Ever since video footage of NFL player Ray Rice viciously punching his then-fiancée (now wife) Janay Palmer into unconsciousness and then callously dragging her body out of an elevator was revealed by TMZ, I have been stunned by the number of people choosing to either downplay the incident or not take it seriously because Palmer still chose to marry him.
"If she can't be bothered to walk away after that, why should I care?" has been the prevailing logic and repeated reasoning among the Twitter folk apparently unmoved by the image of a 200-lb running back punching a woman out cold.
"She's just staying for his money," people unclear on the concept of marriage entitling the partner to half of one's assets, are tweeting.
"She started it by spitting on him. That b*tch crazy," was some of the wisdom found on social media.
"Some women sure know how to ruin careers," tweeted another, choosing to put the focus on Rice who will -- alas -- no longer be able to chase a football for this poor, lost Ravens fan's entertainment.
"Why doesn't she just pick up and leave?" was a common question asked or implied repeatedly on my Facebook wall, by well-meaning (male, usually) friends, that left me exasperated and angry after a few hours.
Why didn't Janay Palmer just pick up and leave?
Because it's not that simple. And to think that it is simplifies an issue that is as complex and multilayered as human nature itself. To choose to see it in simple shades of black and white is to choose to forget about the million shades of grey everything becomes once you are part of that co-dependent, abusive equation.
Domestic abuse is a long and complex pattern of physical, emotional, and psychological abuse, which slowly but inevitably chips away and erodes a person's self-esteem and self-worth. When a person is continuously victimized and abused, they lose all perspective of who they are, what they deserve, what other options exist. They feel locked in to something they don't have the power -- or are too fearful -- to flee from. And it's not as simple as just "walking away."
Blanket statements judging women for being too weak or not morally strong enough to walk away do a real disservice to abuse victims, because they victimize them all over again. First off, many women who find themselves in unhealthy abusive relationships have grown up in households where similar dynamics existed. They often confuse intense jealousy and rage with love and being needed. They are unable to see the difference.

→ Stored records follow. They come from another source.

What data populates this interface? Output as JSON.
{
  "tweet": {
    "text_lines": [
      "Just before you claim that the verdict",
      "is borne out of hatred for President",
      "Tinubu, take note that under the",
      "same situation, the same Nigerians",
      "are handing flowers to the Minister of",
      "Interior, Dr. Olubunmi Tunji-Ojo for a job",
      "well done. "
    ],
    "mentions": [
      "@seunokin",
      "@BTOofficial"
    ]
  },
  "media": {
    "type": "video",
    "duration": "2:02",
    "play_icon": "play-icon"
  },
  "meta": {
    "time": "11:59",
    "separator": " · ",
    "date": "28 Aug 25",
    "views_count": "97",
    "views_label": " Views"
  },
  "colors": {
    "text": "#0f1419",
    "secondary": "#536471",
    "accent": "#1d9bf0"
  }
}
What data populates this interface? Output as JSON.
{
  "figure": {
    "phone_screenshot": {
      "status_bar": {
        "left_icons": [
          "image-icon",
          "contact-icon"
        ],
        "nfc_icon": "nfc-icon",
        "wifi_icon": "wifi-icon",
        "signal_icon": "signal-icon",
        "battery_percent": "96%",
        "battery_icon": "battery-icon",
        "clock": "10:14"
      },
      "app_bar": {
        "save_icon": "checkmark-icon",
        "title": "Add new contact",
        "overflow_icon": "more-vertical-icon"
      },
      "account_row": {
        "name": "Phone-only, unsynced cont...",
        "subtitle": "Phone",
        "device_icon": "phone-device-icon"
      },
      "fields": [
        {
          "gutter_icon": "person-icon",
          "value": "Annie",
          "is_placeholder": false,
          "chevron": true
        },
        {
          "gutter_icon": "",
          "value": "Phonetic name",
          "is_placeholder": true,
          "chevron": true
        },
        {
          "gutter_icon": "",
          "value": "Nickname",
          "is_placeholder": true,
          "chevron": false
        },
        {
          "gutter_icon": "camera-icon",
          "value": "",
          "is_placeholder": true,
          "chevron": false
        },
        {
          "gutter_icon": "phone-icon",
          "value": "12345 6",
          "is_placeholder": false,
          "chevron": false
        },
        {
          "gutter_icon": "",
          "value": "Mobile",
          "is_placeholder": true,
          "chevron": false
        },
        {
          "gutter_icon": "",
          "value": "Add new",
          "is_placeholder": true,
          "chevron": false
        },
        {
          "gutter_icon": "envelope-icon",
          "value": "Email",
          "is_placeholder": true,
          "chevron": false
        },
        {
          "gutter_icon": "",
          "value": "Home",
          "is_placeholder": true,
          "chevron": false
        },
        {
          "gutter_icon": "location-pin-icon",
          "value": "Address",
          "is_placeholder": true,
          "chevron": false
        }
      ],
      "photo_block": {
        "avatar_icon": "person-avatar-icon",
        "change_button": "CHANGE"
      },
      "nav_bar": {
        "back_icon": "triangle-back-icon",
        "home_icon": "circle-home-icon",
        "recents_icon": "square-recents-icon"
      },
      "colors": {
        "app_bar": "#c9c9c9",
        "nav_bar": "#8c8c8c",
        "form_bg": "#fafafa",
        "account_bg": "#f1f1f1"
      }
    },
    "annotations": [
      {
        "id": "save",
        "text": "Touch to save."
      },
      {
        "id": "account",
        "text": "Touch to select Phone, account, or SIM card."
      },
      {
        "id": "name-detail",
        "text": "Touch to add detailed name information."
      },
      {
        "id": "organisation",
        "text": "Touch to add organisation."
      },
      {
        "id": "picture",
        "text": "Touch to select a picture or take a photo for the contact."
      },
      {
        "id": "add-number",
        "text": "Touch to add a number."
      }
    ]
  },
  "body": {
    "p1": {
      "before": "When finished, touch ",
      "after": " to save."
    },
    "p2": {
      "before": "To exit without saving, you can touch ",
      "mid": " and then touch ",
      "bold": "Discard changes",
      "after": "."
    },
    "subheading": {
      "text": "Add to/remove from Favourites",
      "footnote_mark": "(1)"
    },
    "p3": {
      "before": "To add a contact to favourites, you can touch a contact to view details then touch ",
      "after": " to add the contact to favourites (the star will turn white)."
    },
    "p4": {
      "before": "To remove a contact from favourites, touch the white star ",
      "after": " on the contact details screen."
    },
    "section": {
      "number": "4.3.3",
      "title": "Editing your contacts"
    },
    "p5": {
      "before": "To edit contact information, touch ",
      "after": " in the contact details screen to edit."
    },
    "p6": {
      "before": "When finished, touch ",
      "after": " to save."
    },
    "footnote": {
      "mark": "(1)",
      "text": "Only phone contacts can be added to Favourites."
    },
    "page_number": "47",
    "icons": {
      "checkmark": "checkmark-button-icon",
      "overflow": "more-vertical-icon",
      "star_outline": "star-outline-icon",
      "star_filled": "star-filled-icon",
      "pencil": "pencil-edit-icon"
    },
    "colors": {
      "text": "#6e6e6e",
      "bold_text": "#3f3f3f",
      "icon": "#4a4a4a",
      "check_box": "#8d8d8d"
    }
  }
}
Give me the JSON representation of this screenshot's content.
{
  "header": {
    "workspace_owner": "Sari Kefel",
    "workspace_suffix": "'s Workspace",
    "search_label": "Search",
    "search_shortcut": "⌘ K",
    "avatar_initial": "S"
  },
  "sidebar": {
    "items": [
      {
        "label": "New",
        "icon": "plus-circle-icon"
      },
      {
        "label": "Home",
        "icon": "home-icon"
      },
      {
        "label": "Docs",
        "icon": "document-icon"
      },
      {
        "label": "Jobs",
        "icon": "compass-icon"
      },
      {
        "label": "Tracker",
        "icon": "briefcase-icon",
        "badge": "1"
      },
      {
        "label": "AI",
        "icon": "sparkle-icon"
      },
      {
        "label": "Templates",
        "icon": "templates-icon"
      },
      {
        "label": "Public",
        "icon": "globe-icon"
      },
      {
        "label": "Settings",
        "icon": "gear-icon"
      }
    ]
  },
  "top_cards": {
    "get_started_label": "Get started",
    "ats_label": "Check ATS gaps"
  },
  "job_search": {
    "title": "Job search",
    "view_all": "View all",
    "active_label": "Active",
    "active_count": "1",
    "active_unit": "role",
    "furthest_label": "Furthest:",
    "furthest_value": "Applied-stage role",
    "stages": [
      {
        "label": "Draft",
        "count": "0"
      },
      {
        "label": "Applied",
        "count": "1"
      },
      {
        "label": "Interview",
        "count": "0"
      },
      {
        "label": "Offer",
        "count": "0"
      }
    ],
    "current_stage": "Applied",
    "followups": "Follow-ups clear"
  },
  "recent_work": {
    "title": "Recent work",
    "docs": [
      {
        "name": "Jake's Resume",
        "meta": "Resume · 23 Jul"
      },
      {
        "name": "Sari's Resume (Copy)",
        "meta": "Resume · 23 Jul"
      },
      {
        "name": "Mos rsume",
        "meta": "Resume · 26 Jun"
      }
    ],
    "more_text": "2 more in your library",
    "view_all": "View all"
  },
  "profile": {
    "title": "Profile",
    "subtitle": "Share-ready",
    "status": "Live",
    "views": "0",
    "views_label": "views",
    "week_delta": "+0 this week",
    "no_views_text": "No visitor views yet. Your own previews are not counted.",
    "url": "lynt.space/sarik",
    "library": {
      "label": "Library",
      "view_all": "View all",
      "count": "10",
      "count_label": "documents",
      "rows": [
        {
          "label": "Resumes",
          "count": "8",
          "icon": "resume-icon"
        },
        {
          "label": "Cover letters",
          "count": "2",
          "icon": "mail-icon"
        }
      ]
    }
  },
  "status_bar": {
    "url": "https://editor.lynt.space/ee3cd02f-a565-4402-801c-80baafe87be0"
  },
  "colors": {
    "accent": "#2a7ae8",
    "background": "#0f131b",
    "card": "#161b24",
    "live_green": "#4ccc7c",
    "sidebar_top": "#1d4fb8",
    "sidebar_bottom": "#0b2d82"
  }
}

Do not underestimate the long-term corrosive effects of emotional abuse on its victims. It renders them helpless in many instances, and it greatly diminishes their judgement, leaving them in a constant state of fear and stress. Abusers often isolate their victims from friends and family, leaving them with no sounding board, no one to talk to. Left all alone, they start questioning their own reality. Sometimes they are the first to justify and attempt to explain away the abuse. Particularly when they are in love with their abuser.
Remember, abusers in most cases are charming. Often, they are extremely likeable and social, successful and popular with many. They work that charm and use it to their advantage. When they repent, they promise to never do it again. They cry, they plead, they beg. They may even be genuinely sorry about the hurt they caused.
"The average batterer is more likable than his victim, because domestic violence affects victims a lot more than it affects batterers. Batterers don't lose sleep like victims do. They don't lose their jobs, they don't lose their kids." In contrast, "a lot of victims come across as messed up." ("A Raised Hand" - Rachel Louise Snyder)
To these women (eager to externalize or rationalize the reasons for abuse) this isn't just the monster who kicked them down the stairs or told them they were worthless. He's also the man who romanced them and won their heart, the man they sleep next to, the man they make love to, the man who may be the father of their children, the man they build a life with together.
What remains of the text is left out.